What troubles many in the bass fishing world is how we all could be so gullible. We so much wanted Mike Long to be the real deal that we ignored the warning signs.

For example, we should have been skeptical that practically all of Long’s big bass were caught while he was fishing alone. Ellis first became suspicious in 2010 when Long wanted him to produce a video series but wouldn’t let the photographer go along to video the catches. “I’ll call you when I catch a big one and we’ll ‘recreate’ the catch,” Long told Ellis. Ellis declined the offer.

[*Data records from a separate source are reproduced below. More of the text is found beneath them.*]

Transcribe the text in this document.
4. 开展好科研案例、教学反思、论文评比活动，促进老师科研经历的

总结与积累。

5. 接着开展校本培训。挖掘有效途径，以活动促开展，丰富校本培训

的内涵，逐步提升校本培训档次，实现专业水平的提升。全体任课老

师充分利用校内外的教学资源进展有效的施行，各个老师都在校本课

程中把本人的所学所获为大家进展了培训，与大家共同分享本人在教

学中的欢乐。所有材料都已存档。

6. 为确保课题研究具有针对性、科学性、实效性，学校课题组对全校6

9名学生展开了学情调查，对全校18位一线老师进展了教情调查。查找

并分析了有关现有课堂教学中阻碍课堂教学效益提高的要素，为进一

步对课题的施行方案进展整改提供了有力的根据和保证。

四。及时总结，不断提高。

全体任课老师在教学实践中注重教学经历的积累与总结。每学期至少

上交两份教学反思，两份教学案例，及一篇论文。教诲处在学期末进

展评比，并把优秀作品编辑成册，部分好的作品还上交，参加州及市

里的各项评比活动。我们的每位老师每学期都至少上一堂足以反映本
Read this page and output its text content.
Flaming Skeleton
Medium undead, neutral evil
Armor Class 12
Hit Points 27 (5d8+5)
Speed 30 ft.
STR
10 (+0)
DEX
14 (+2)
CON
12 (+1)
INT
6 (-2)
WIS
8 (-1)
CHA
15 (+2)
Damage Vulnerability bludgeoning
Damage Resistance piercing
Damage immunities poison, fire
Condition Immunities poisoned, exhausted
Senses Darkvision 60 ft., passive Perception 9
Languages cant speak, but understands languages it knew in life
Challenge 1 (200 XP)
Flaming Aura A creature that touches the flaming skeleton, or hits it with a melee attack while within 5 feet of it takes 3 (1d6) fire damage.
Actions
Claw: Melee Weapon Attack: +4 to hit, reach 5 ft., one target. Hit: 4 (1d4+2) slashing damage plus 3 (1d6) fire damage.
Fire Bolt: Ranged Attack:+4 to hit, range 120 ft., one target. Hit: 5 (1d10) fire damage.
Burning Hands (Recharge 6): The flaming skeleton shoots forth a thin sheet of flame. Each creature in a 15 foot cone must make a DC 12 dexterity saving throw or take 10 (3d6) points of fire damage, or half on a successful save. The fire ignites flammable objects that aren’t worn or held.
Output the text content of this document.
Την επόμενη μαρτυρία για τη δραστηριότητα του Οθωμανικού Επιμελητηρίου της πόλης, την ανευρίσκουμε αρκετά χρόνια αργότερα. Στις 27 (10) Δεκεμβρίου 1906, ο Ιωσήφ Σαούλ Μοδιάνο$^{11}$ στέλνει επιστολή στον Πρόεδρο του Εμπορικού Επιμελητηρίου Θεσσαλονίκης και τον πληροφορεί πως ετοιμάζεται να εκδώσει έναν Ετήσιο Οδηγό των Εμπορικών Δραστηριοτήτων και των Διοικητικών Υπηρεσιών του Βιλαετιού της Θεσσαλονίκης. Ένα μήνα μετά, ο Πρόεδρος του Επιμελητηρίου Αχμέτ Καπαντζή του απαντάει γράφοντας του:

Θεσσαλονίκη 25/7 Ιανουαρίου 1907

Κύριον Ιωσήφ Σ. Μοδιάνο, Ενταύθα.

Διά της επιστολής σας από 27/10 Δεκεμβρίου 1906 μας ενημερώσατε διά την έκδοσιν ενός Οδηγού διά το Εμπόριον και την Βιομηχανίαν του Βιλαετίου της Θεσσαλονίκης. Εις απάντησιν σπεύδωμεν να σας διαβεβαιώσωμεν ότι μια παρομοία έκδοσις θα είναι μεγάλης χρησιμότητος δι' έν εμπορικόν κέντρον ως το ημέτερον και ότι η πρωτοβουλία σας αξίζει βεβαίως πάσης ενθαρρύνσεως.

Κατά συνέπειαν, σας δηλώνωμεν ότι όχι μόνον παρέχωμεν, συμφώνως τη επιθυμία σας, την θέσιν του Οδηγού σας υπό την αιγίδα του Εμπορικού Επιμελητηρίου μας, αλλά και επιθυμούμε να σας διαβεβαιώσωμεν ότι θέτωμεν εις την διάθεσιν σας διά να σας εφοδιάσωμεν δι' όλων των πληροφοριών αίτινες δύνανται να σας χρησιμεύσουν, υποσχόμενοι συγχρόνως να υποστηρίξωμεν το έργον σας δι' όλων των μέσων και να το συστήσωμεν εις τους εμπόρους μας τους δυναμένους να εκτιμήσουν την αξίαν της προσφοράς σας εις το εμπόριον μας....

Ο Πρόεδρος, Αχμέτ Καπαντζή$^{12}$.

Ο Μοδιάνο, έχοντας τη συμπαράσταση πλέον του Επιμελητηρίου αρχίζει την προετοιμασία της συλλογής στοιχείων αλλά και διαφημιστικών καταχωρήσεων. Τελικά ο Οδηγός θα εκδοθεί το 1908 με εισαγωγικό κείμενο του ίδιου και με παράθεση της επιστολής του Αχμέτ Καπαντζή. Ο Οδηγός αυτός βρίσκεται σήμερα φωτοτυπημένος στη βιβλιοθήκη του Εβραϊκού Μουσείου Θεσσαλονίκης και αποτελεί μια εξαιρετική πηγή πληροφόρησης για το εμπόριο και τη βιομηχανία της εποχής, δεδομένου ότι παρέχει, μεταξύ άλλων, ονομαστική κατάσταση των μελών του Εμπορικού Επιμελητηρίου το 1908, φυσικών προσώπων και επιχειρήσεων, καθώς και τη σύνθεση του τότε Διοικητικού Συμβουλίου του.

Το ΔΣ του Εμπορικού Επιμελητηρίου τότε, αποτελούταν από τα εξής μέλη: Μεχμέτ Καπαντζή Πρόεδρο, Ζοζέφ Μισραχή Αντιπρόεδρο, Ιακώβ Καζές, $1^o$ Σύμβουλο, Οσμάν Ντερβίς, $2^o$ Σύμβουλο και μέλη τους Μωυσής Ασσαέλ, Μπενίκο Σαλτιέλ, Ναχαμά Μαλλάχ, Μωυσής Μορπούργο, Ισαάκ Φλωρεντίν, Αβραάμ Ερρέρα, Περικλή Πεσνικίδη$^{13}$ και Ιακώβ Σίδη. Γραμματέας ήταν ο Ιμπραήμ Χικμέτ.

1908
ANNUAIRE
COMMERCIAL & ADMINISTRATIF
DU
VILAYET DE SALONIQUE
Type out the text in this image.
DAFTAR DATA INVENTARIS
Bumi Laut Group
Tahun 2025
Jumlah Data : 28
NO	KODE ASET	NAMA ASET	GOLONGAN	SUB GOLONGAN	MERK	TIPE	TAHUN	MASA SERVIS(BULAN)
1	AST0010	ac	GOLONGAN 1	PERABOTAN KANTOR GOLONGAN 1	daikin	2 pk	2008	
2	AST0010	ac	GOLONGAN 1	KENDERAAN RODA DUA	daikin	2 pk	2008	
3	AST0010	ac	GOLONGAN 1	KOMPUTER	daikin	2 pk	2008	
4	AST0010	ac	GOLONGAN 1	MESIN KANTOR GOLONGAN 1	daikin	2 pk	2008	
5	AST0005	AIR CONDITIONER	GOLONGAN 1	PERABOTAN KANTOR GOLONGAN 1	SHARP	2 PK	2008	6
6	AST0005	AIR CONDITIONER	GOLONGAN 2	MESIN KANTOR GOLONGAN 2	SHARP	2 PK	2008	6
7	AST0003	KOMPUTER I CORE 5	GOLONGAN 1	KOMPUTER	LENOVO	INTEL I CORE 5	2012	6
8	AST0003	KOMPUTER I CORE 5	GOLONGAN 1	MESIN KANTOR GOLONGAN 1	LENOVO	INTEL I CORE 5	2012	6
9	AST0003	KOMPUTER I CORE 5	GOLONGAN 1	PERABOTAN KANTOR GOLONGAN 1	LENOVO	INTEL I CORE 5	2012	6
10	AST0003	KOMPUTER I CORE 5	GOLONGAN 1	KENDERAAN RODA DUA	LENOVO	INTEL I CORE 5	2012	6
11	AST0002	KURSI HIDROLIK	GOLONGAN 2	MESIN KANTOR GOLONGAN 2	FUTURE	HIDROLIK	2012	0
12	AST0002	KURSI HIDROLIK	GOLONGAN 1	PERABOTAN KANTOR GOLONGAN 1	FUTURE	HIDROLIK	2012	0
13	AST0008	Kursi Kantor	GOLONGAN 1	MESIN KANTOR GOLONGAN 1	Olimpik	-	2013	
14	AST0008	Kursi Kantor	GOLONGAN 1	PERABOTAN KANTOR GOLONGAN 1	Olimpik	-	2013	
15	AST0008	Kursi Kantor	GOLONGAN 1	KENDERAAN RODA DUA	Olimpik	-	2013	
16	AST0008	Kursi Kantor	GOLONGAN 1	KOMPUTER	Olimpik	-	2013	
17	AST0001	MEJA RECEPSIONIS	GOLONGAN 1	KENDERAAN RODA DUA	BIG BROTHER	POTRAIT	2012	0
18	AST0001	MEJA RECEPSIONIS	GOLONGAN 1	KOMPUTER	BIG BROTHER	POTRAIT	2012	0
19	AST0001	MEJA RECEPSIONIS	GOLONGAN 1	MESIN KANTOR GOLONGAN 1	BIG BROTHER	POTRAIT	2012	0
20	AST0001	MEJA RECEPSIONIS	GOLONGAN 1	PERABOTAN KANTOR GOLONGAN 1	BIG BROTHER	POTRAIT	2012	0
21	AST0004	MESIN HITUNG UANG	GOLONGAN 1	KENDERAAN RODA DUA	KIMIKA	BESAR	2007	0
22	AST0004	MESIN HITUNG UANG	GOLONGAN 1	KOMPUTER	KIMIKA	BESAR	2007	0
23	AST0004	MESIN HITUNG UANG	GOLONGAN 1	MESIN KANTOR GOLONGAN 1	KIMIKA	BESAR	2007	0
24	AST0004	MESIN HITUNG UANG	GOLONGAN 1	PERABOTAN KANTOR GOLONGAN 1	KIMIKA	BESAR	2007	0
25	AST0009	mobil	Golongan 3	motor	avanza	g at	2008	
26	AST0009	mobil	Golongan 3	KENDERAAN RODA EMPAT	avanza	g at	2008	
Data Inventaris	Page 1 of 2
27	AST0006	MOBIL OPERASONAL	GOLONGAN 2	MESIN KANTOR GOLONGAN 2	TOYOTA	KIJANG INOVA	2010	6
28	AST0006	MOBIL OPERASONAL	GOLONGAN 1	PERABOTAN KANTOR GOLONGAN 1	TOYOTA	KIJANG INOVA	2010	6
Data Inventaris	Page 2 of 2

But later, in a series of articles on Bassmaster.com devoted to Long’s big­-bass tactics (since taken down), the author noted that for Long, “trophy bass fishing is much like hunting, and that’s best done alone.”

“I’ll tell my family and friends that I’m on a ‘blood trail,’” Long related. “It means I smell blood and I’m going in for the kill — not literally, of course, but that I’m serious and focused and ready. That’s not something I can do when I’m fishing for fun with a friend.”

Fortunately, Ellis felt a responsibility to expose what he was convinced early on was a fraud.

“If I didn’t do this story, Mike Long would still be fooling people,” he said. “The lakes would still be celebrating his fake records. No one else was going to catch him. That’s why I did it. The world deserved to know.”

Originally appeared in Bassmaster Magazine August/September 2019.

Ellis, an avid bass angler, believes that the world deserved to know the truth about Long. He believes the “big-bass guru” has stolen records from deserving anglers, and money from legitimate tournament fishermen.